Last week, I encountered several speedsters, all of them under 30, who made big blunders in trying to react to me too quickly.

  1. Cold e-mail intro leads nowhere--I contacted a young woman that I had met several times to see if she knew someone at a particular company. I was trying to make a connection for another acquaintance. I was researching who I knew who had the “warmest”/closest connection. When I inquired through social media, she said she did know someone (turns out not very well) and immediately made an e-mail intro. The abbreviated uninformative intro never worked and I never heard from that person. It was clear that my contact was trying to be helpful but in her speed she may actually have unwittingly done more harm than good. I later found a warmer connection to that same person and this acquaintance of mine handled it the correct way. They talked to me, they talked to my referee, and then they talked to the company contact. A real connection was made.
  2. High speed brand mis-management—I was introduced to an intern at a company I was visiting. It ended up we were waiting together in the conference room and I asked him, “Where were you before this?” I assumed that he would reveal the university he graduated from.
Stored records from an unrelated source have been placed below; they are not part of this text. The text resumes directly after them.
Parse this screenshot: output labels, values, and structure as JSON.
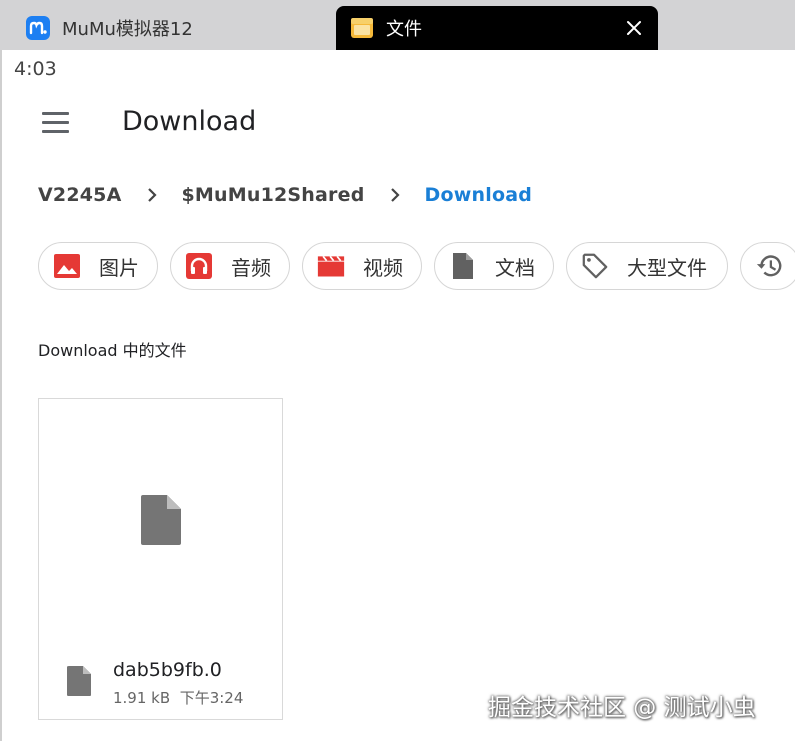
{
  "window": {
    "tabs": [
      {
        "label": "MuMu模拟器12",
        "icon": "mumu-logo-icon",
        "active": false
      },
      {
        "label": "文件",
        "icon": "folder-icon",
        "active": true
      }
    ],
    "close_icon": "close-icon"
  },
  "status": {
    "time": "4:03"
  },
  "appbar": {
    "title": "Download",
    "menu_icon": "hamburger-menu-icon"
  },
  "breadcrumb": {
    "items": [
      "V2245A",
      "$MuMu12Shared",
      "Download"
    ],
    "separator_icon": "chevron-right-icon"
  },
  "chips": [
    {
      "label": "图片",
      "icon": "image-icon",
      "color": "#e53935"
    },
    {
      "label": "音频",
      "icon": "headphones-icon",
      "color": "#e53935"
    },
    {
      "label": "视频",
      "icon": "movie-clapper-icon",
      "color": "#e53935"
    },
    {
      "label": "文档",
      "icon": "document-icon",
      "color": "#616161"
    },
    {
      "label": "大型文件",
      "icon": "tag-icon",
      "color": "#616161"
    },
    {
      "label": "",
      "icon": "history-icon",
      "color": "#616161"
    }
  ],
  "section": {
    "label": "Download 中的文件"
  },
  "files": [
    {
      "name": "dab5b9fb.0",
      "size": "1.91 kB",
      "time": "下午3:24",
      "icon": "file-icon"
    }
  ],
  "watermark": "掘金技术社区 @ 测试小虫"
}
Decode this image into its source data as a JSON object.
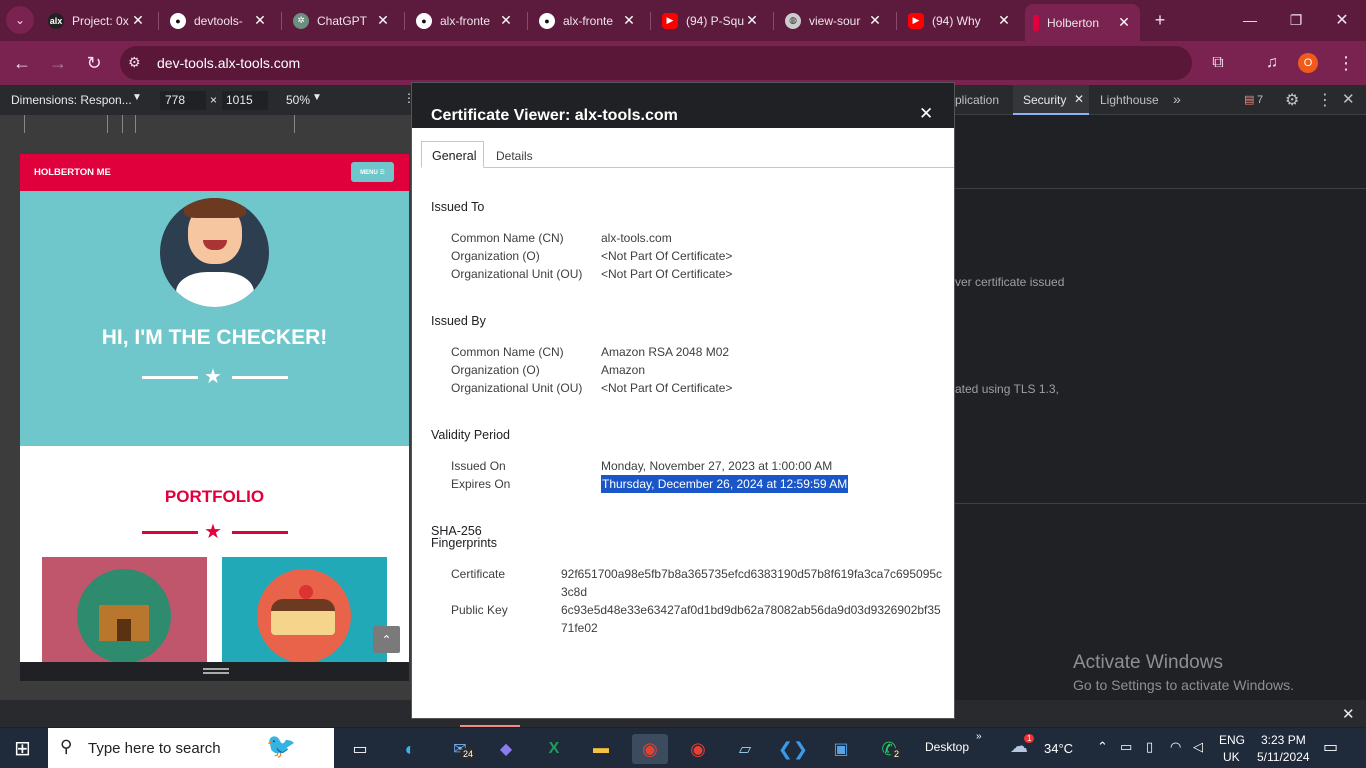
{
  "browser": {
    "tabs": [
      {
        "title": "Project: 0x",
        "favicon": "alx-icon",
        "color": "#1a1a1a"
      },
      {
        "title": "devtools-",
        "favicon": "github-icon",
        "color": "#1a1a1a"
      },
      {
        "title": "ChatGPT",
        "favicon": "chatgpt-icon",
        "color": "#10a37f"
      },
      {
        "title": "alx-fronte",
        "favicon": "github-icon",
        "color": "#1a1a1a"
      },
      {
        "title": "alx-fronte",
        "favicon": "github-icon",
        "color": "#1a1a1a"
      },
      {
        "title": "(94) P-Squ",
        "favicon": "youtube-icon",
        "color": "#ff0000"
      },
      {
        "title": "view-sour",
        "favicon": "globe-icon",
        "color": "#888888"
      },
      {
        "title": "(94) Why",
        "favicon": "youtube-icon",
        "color": "#ff0000"
      },
      {
        "title": "Holberton",
        "favicon": "holberton-icon",
        "color": "#e0003c"
      }
    ],
    "url": "dev-tools.alx-tools.com",
    "profile_initial": "O"
  },
  "device_toolbar": {
    "dimensions_label": "Dimensions: Respon...",
    "width": "778",
    "times": "×",
    "height": "1015",
    "zoom": "50%"
  },
  "page": {
    "brand": "HOLBERTON ME",
    "menu_label": "MENU ☰",
    "hero_title": "HI, I'M THE CHECKER!",
    "portfolio_title": "PORTFOLIO"
  },
  "devtools": {
    "tabs": [
      "plication",
      "Security",
      "Lighthouse"
    ],
    "active_tab": "Security",
    "issues_count": "7",
    "text_fragment_1": "ver certificate issued",
    "text_fragment_2": "ated using TLS 1.3,"
  },
  "cert": {
    "title": "Certificate Viewer: alx-tools.com",
    "tab_general": "General",
    "tab_details": "Details",
    "issued_to": {
      "heading": "Issued To",
      "rows": [
        {
          "label": "Common Name (CN)",
          "value": "alx-tools.com"
        },
        {
          "label": "Organization (O)",
          "value": "<Not Part Of Certificate>"
        },
        {
          "label": "Organizational Unit (OU)",
          "value": "<Not Part Of Certificate>"
        }
      ]
    },
    "issued_by": {
      "heading": "Issued By",
      "rows": [
        {
          "label": "Common Name (CN)",
          "value": "Amazon RSA 2048 M02"
        },
        {
          "label": "Organization (O)",
          "value": "Amazon"
        },
        {
          "label": "Organizational Unit (OU)",
          "value": "<Not Part Of Certificate>"
        }
      ]
    },
    "validity": {
      "heading": "Validity Period",
      "issued_on_label": "Issued On",
      "issued_on": "Monday, November 27, 2023 at 1:00:00 AM",
      "expires_on_label": "Expires On",
      "expires_on": "Thursday, December 26, 2024 at 12:59:59 AM"
    },
    "fingerprints": {
      "heading_1": "SHA-256",
      "heading_2": "Fingerprints",
      "certificate_label": "Certificate",
      "certificate_1": "92f651700a98e5fb7b8a365735efcd6383190d57b8f619fa3ca7c695095c",
      "certificate_2": "3c8d",
      "public_key_label": "Public Key",
      "public_key_1": "6c93e5d48e33e63427af0d1bd9db62a78082ab56da9d03d9326902bf35",
      "public_key_2": "71fe02"
    }
  },
  "watermark": {
    "line1": "Activate Windows",
    "line2": "Go to Settings to activate Windows."
  },
  "taskbar": {
    "search_placeholder": "Type here to search",
    "mail_badge": "24",
    "whatsapp_badge": "2",
    "desktop_label": "Desktop",
    "weather_temp": "34°C",
    "weather_badge": "1",
    "lang": "ENG",
    "region": "UK",
    "time": "3:23 PM",
    "date": "5/11/2024"
  }
}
He blurted out, “I got a useless masters degree to bridge me to this internship and then later I will get my MBA. I always wanted an MBA.” Huh? A million questions jumped into my head, but the inflection, body language, and overall demeanor of this young man screamed lack of confidence and even embarrassment. Did he know how much this hurt his brand? No pride in his accomplishment nor affinity with this masters program. I never learned the identity of this “useless” program. He seemed bright but his articulated storyline to a stranger was poorly delivered and thought through. His brand crashed and burned right in front of us.
  3. Failing to Prepare is Preparing to Fail (another Wooden quote)—Had an informational interview and quasi-mentoring session with a young man who wanted career advice. The focus of his inquiry was for-profit vs non-profit sectors. However, this 27 year old gentleman had not done any homework, no research, no introspection, no prep for our session. It was a frustrating time for both of us. He wanted me to tell him what to do and I wanted to know what he wanted. Seemed like he was so busy he neglected to remember how busy I am. So I asked many questions and he had no answers. Mentoring done well, is about the bigger questions of purpose and goals, not serving as a human Google search for careers.

Yes, in all three cases I gave these people feedback on what they said and did......

The point here is to make the time for the relationships that matter. To stop and listen. They are not ALL another to-do item on your list. Get milk, balance check book, make dental appt and get mentored. Get your story together. Think about to whom you are speaking—a person who might be able to help you--even strangers. What is your first impression? Take time to make the actual connections--life is not a video game. 

Let’s be quicker but less hurried. Less transactional, more personal. Make the effort to connect with the person in front of you. If you don’t, the victim could be you.